Siamo quindi giunti all’epilogo di questa rubrica interamente dedicata alla nona arte nipponica. Vorrei sottolineare come qui, forse più di sempre, valga il detto last but not least. Takehiko Inoue è infatti il mangaka contemporaneo forse più famoso, nonostante non produca opere destinate al grande pubblico, ma si lanci sempre in lavori che rappresentino una parte di sé e che gli consentano di esprimere la sua maniacale tecnica perfezionistica.
La struttura di questa rubrica non era cementata da principio, ma la scelta della testa e della coda era vincolata: se infatti Jiro Taniguchi – purtroppo scomparso l’11 febbraio scorso – è forse il più occidentale dei fumettisti giapponese nei tratti e nelle tematiche, Takehiko Inoue riporta nella sua opera Vagabond una trasposizione in chiave fumettistica di un’opera magistrale della letteratura nippinoca, Musashi di Eiji Yoshikawa, rivisitandola con alcuni elementi presi dalla narrazione popolare. Sì, dalla narrazione popolare: questo perché l’opera Vagabond è incentrata su un personaggio che ha rappresentato – e rappresenta tuttora – lo spirito nipponico: Musashi Myamoto.
Inoue diventa famoso a livello mondiale grazie allo spokon – ovvero un manga sportivo – Slam Dunk, incentrato sulla storia liceale di una squadra di basket. Si distingue subito dagli altri mangaka per lo stile realistico, sia nella trama che nel tratto, che si evolve esponenzialmente durante il tempo.
Dopo aver venduto 120 milioni di copie nel solo Giappone Takehiko Inoue decide di intraprendere la tortuosa strada di inchiostrare un fumetto basato sull’eroe giapponese per eccellenza, Myamoto Musashi. Questo espediente narrativo gli consente di dedicarsi a una delle sue passioni: l’illustrazione paesaggistica.
Una delle scene del manga. Si noti l’attenzione maniacale ai dettagli, come la definizione delle foglie e dell’occhio. Fonte.
Ma un problema per un gaijin, ovvero per un non giapponese, nell’approccio alla lettura di questo fumetto – così come alla lettura del libro – risiede nella profonda peculiarità della cultura nipponica, originatasi e stratificatasi in secoli di isolazione ed acronia, impressa profondamente nelle pagine del fumetto.
Questo perché Inoue, oltre a voler esprimere tutta la sua abilità tecnica nella realizzazione del fumetto, ha la chiara intenzione di volerlo imprimere della giusta dose di filosofia che se ne confà. Nessuna cultura nella storia del mondo ha infatti mai costruito una così profonda e variegata filosofia della morte e della guerra come quella samuraica giapponese.

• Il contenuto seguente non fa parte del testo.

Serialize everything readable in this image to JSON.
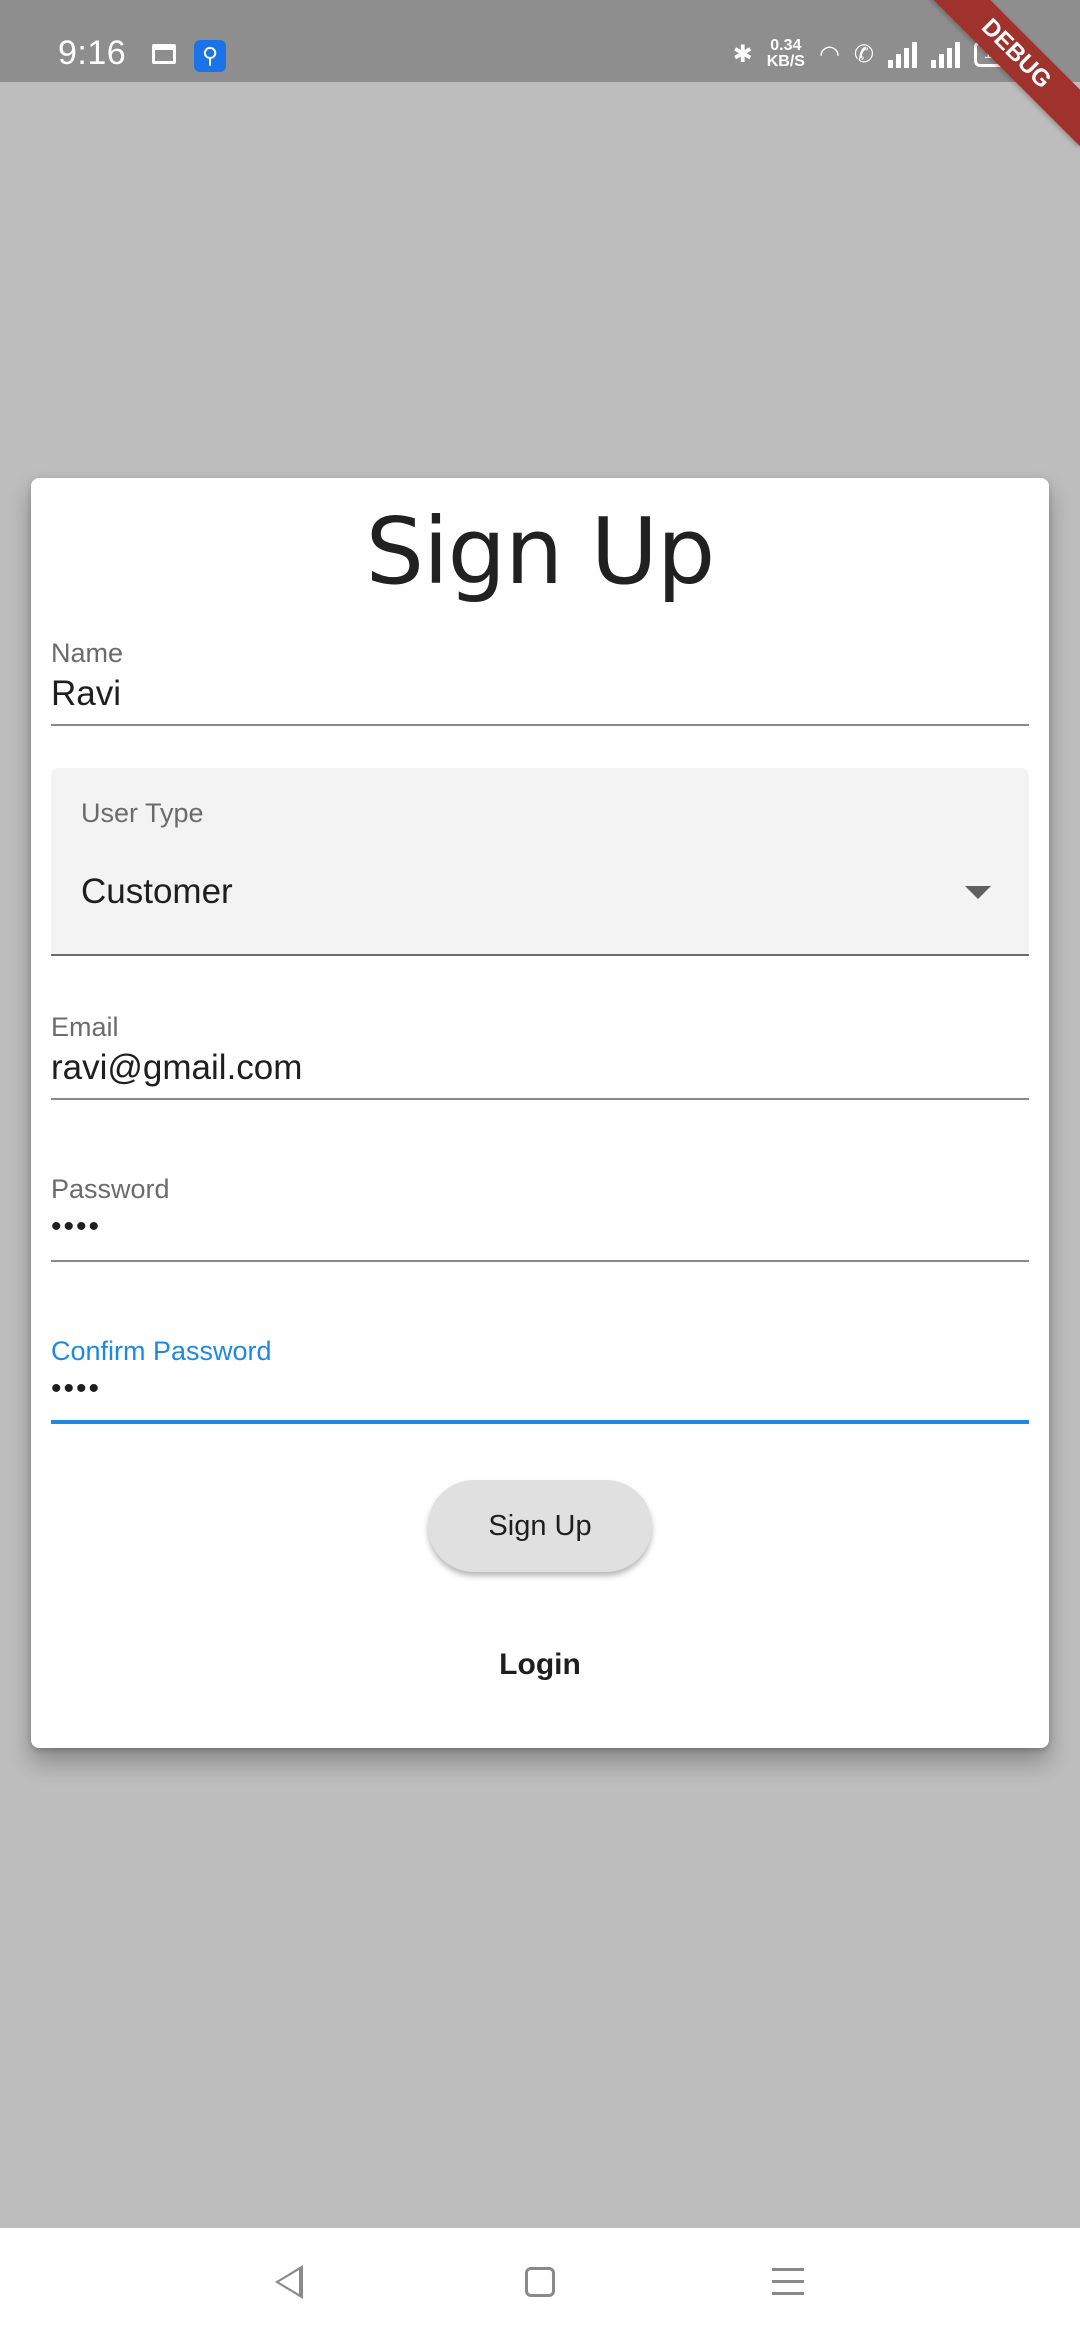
{
  "status_bar": {
    "time": "9:16",
    "network_speed": "0.34",
    "network_speed_unit": "KB/S",
    "battery": "100",
    "debug_banner": "DEBUG"
  },
  "form": {
    "title": "Sign Up",
    "name": {
      "label": "Name",
      "value": "Ravi"
    },
    "user_type": {
      "label": "User Type",
      "value": "Customer"
    },
    "email": {
      "label": "Email",
      "value": "ravi@gmail.com"
    },
    "password": {
      "label": "Password",
      "value": "••••"
    },
    "confirm_password": {
      "label": "Confirm Password",
      "value": "••••"
    },
    "signup_button": "Sign Up",
    "login_link": "Login"
  },
  "colors": {
    "background": "#bdbdbd",
    "accent": "#1e88e5",
    "debug": "#a0322e"
  }
}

Se infatti gli Spartani incentravano la loro vita sulla guerra, non ne hanno mai costruito una struttura ideologica di stampo filosofico-morale. Neppure i Romani, con la loro abilità nell’assorbire le grandi filosofie dei popoli conquistati elaborandole sulla base del mos maiorum, non hanno mai creato questa grande elucubrazione del concetto di morte. Solo in Giappone è stato scritto lo Hagakure kikigaki – letteralmente annotazioni su cose udite all’ombra delle foglie – il libro che esprime la filosofia samuraica della morte e dell’onore. Ma da una cultura che ha partorito gli haiku, quella forma di componimento poetico ermetica dal significato oscuro e sfuggente resa famosa dal sommo Matsuo Bashō, non possiamo mai aspettarci niente di banale ed esplicito.
Erba estiva:
dei sogni di gloria dei grandi guerrieri,
ora, rovine, e null’altro
Matsuo Basho
E la stessa opera Vagabond è tutt’altro che banale e immediata. Al primo sguardo l’opera è il solito fumetto di formazione – come il Signore degli Anelli – dove il protagonista evolve caratterialmente e moralmente in tutto l’arco narrativo, accompagnato da superbe tavole il cui stile realistico arricchisce l’opera donandole anche una profondità stilistica tipica dell’artista.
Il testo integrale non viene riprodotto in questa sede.